[Robert Browning by C. H. Herford]@TWC D-Link bookRobert Browning CHAPTER VI 1/20
CHAPTER VI. _THE RING AND THE BOOK_. Tout passe .-- L'art robuste Seul a l'eternite. Le buste Survit a la cite. Et la medaille austere Que trouve un laboureur Sous terre Revele un empereur. -- GAUTIER: _L'Art_. After four years of silence, the _Dramatis Personae_ was followed by _The Ring and the Book_.
This monumental poem, in some respects his culminating achievement, has its roots in an earlier stratum of his life than its predecessor.
There is little here to recall the characteristic moods of his first years of desolate widowhood--the valiant Stoicism, the acceptance of the sombre present, the great forward gaze upon the world beyond.

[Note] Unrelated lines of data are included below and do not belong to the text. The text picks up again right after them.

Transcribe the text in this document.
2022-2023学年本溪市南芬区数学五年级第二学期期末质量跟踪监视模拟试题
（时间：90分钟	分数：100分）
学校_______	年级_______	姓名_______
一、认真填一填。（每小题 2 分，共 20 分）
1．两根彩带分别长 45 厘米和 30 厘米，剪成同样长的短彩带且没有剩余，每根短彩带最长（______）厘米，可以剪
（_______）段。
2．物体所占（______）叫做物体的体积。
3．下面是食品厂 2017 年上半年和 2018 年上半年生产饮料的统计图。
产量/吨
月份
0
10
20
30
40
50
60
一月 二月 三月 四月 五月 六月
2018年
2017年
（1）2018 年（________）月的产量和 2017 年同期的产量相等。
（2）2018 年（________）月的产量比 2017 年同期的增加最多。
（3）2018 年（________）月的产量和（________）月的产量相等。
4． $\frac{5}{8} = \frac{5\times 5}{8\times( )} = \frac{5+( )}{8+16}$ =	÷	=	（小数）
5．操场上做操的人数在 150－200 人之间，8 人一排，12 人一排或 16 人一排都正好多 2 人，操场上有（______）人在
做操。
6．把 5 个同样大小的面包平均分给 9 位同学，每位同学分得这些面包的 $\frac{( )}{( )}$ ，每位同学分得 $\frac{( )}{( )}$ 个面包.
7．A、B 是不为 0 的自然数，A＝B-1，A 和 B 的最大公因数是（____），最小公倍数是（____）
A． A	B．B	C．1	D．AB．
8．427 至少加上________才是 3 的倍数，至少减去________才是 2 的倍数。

We are in Italy once more, our senses tingle with its glowing prodigality of day, we jostle the teeming throng of the Roman streets, and are drawn into the vortex of a vast debate which seems to occupy the entire community, and which turns, not upon immortality, or spiritualism, or the nature of God, or the fate of man, but on the guilt or innocence of the actors in one pitiful drama,--a priest, a noble, an illiterate girl. With the analytic exuberance of one to whom the processes of Art were yet more fascinating than its products, Browning has described how he discovered this forgotten tale and forged its glowing metal into the _Ring_.
The chance finding of an "old square yellow book" which aroused his curiosity among the frippery of a Florentine stall, was as grotesquely casual an inception as poem ever had.